NICAR: PDF processing with OCR and command-line tools

A tutorial on extracting text from PDFs and optical character recognition using tesseract, ImageMagick and other open source tools. Updated for NICAR 2023.

Introduction

This class seeks to help you solve a common problem in journalism: Data stored in a computer generated PDF or worse an image PDF. We'll first walk through how to extract text from a computer-generated PDF using command line tools. Then we'll step up to Optical Character Recognition, or OCR, to work on image files.

New for NICAR 2023

We had some extra time at the end of class to show how you can use pdfplumber to extract data from one of the searchable PDFs we created. You can find the notebook here.

Installation

First things first, we need to install the tools we'll be using. (NICAR attendees using lab laptops: IRE has already completed the install).

Xpdf is an open source toolkit to work with pdfs. We'll be using its tool, pdftotext.
tesseract is our OCR engine. It was first developed by HP but for the last decade or so it's been maintained by Google.
ImageMagick is an open source image processing and conversion power tool.
Ghostscript is an interpreter for PDFs and Adobe's PostScript language.

This class will be following the Mac install instructions but you can find Windows and Linux in the following documentation.

Xpdf documentation
tesseract documention.
ImageMagick documentation
Ghostscript documentation

For Mac, we'll be using the Homebrew package manager. You can install it here.

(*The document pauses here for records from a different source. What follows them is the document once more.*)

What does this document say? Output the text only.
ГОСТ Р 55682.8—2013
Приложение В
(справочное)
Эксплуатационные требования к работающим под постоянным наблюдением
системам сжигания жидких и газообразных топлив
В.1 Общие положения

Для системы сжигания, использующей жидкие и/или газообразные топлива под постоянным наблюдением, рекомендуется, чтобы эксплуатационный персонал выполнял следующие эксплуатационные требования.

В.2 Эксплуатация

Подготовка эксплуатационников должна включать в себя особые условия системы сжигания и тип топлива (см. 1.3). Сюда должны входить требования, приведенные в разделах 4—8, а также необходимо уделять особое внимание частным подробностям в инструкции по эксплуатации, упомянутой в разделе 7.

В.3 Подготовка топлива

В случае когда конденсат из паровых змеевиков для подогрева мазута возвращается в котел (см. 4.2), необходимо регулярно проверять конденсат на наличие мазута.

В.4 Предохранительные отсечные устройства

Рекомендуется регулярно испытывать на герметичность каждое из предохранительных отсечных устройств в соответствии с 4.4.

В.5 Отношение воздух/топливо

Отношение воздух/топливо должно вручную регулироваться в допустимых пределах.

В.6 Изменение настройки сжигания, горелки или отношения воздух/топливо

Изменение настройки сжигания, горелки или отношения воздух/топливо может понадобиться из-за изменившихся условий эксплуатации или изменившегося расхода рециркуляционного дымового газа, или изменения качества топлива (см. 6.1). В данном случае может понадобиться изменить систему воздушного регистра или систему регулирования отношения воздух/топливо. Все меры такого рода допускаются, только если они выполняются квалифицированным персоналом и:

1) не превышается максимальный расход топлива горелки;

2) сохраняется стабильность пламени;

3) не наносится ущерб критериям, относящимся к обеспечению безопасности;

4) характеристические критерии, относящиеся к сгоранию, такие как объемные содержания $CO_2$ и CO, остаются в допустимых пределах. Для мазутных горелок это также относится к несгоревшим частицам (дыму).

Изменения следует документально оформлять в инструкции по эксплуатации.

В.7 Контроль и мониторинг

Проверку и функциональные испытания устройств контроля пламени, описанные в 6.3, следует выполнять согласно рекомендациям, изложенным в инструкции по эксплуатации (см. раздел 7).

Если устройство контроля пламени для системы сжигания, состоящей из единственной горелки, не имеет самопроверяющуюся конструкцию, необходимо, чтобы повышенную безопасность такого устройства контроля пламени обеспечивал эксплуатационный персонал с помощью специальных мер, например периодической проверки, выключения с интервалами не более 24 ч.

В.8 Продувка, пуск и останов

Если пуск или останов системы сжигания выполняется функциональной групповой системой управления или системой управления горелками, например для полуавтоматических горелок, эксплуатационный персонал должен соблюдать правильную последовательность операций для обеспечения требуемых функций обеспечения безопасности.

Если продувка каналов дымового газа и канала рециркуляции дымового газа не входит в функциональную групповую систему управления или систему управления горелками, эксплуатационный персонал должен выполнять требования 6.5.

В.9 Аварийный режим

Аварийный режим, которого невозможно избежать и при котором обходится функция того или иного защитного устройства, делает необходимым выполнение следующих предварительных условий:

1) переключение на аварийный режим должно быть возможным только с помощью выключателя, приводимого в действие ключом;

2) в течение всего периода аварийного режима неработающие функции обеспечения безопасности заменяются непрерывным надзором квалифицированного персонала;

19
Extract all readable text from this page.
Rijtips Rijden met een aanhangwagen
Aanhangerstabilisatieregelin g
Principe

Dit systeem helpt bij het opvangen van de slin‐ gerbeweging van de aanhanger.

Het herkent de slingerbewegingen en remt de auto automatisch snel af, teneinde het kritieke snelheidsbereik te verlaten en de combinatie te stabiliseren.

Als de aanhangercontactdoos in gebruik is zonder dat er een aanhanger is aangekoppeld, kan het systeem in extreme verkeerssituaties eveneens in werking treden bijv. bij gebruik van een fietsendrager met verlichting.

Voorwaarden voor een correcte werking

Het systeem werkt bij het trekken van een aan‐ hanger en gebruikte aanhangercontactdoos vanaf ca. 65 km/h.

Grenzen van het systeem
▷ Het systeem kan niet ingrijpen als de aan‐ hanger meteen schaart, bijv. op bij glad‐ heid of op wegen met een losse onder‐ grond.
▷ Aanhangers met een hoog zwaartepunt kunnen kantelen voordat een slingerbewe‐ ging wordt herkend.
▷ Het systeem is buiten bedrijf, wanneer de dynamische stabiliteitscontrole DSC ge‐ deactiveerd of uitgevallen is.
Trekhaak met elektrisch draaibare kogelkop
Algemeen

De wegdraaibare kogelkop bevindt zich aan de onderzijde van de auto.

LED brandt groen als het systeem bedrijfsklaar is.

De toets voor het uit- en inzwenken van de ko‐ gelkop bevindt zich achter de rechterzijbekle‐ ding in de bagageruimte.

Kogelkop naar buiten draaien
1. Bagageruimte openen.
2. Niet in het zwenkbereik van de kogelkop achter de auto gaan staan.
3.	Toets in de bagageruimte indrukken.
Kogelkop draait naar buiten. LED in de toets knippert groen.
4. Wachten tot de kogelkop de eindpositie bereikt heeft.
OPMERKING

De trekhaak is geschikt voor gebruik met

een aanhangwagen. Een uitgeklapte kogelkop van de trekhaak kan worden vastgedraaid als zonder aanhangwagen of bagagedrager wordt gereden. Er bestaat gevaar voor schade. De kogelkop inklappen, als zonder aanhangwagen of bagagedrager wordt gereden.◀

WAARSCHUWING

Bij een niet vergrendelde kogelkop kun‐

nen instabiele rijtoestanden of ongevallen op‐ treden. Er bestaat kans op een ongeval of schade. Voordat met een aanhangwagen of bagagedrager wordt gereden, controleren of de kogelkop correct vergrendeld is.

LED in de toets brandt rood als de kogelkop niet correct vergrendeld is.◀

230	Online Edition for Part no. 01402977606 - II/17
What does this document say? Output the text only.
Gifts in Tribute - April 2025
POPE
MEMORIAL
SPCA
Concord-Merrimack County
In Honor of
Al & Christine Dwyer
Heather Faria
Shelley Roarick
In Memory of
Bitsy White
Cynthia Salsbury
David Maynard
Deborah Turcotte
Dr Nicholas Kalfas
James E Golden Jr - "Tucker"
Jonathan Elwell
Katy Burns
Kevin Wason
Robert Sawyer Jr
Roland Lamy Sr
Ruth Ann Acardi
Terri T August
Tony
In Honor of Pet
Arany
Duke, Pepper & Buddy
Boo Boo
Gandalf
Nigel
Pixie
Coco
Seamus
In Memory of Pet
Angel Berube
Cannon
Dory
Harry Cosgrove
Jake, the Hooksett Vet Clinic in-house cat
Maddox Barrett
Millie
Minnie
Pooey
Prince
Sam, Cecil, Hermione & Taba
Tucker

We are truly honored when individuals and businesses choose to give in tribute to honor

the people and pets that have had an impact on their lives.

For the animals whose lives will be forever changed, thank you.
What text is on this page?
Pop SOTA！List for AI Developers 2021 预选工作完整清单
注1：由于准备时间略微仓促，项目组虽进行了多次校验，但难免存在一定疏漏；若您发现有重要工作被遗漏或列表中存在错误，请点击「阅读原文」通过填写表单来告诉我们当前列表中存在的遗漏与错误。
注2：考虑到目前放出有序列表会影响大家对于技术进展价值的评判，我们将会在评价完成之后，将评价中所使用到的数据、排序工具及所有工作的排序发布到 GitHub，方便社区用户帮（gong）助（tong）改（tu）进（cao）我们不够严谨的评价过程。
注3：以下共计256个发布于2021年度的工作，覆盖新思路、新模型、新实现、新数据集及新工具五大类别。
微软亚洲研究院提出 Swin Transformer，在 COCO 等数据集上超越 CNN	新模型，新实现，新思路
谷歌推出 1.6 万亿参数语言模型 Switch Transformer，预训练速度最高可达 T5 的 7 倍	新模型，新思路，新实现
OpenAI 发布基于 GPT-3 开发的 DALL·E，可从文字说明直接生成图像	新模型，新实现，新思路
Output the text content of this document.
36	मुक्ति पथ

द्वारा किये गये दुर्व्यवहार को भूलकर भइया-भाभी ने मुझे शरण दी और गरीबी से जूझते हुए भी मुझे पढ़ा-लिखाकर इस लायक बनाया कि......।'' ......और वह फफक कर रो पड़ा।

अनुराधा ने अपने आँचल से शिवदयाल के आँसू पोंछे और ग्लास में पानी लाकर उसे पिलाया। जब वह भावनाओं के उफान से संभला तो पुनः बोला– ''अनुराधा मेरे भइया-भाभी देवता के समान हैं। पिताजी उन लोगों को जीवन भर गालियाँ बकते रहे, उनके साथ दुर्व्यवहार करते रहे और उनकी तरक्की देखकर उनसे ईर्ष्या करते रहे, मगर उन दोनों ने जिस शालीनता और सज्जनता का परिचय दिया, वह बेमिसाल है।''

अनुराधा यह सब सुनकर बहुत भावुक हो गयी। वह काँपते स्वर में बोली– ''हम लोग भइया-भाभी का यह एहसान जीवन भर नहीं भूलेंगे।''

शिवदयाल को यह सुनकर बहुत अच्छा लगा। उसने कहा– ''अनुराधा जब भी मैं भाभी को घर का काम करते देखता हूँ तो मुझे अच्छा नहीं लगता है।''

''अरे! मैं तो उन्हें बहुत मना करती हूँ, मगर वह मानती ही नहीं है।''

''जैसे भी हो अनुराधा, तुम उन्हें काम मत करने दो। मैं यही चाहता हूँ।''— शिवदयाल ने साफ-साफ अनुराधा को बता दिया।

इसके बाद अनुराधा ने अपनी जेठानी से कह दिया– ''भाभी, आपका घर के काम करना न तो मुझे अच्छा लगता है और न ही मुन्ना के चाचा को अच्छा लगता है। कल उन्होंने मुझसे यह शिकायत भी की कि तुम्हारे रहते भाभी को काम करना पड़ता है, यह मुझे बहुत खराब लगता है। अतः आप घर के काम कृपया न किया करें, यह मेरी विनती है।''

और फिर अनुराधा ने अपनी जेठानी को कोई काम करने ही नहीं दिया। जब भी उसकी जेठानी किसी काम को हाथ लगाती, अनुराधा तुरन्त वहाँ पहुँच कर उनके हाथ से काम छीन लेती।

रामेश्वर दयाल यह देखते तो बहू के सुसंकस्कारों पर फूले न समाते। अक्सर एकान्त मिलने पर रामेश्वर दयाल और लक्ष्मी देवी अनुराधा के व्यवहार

For tesseract, you will use the following command.

brew install tesseract

For Xpdf, you will use this.

brew install xpdf

We will also install libtiff, a dependency for ImageMagick that we will need.

brew install libtiff

Then we'll install ghostscipt

brew install ghostscript

And for ImageMagick you will use this.

brew install imagemagick

To install all of them at once, you can run the following

brew install xpdf tesseract libtiff ghostscript imagemagick

Some important updates for 2023

This class doesn't assume that you're working on a Mac with an OS greater than 13 but if you are, you can take advantage of some built-in OCR features. For example, some of the image PDFs you open up from this repo will be automatically OCR'd and have selectable text when you open them on newer Macs.

You can also try out textra an open-source project from The Washington Post's Dylan Freedman that uses those built in Mac OCR tools to extra text from image PDFs.

All of the tools below are also available to you on Mac OS 13 or higher.

If you're not on a newer Mac, fear not! Hopefully some of the tools below will help you out.

How to think about this class

Text extraction from PDFs and OCRing image files is much more of an art than a science. The tools below are meant to give you a lot of different options to try to get the text out of an image PDF and into a format that you can work with. Sometimes they will work amazingly well. Sometimes they won't work at all. Oftentimes, it's somewhere in the middle where the data will require some clean up.

If you're comforable in Python, I recommend pairing these tools with other great open-source projects such as Jeremy Singer-Vine's pdfplumber, which we used extensively to build several Python parsers for the Capital Assets project and many others at The Wall Street Journal.

Files

We'll be using a number of files for our examples. You can find them in here.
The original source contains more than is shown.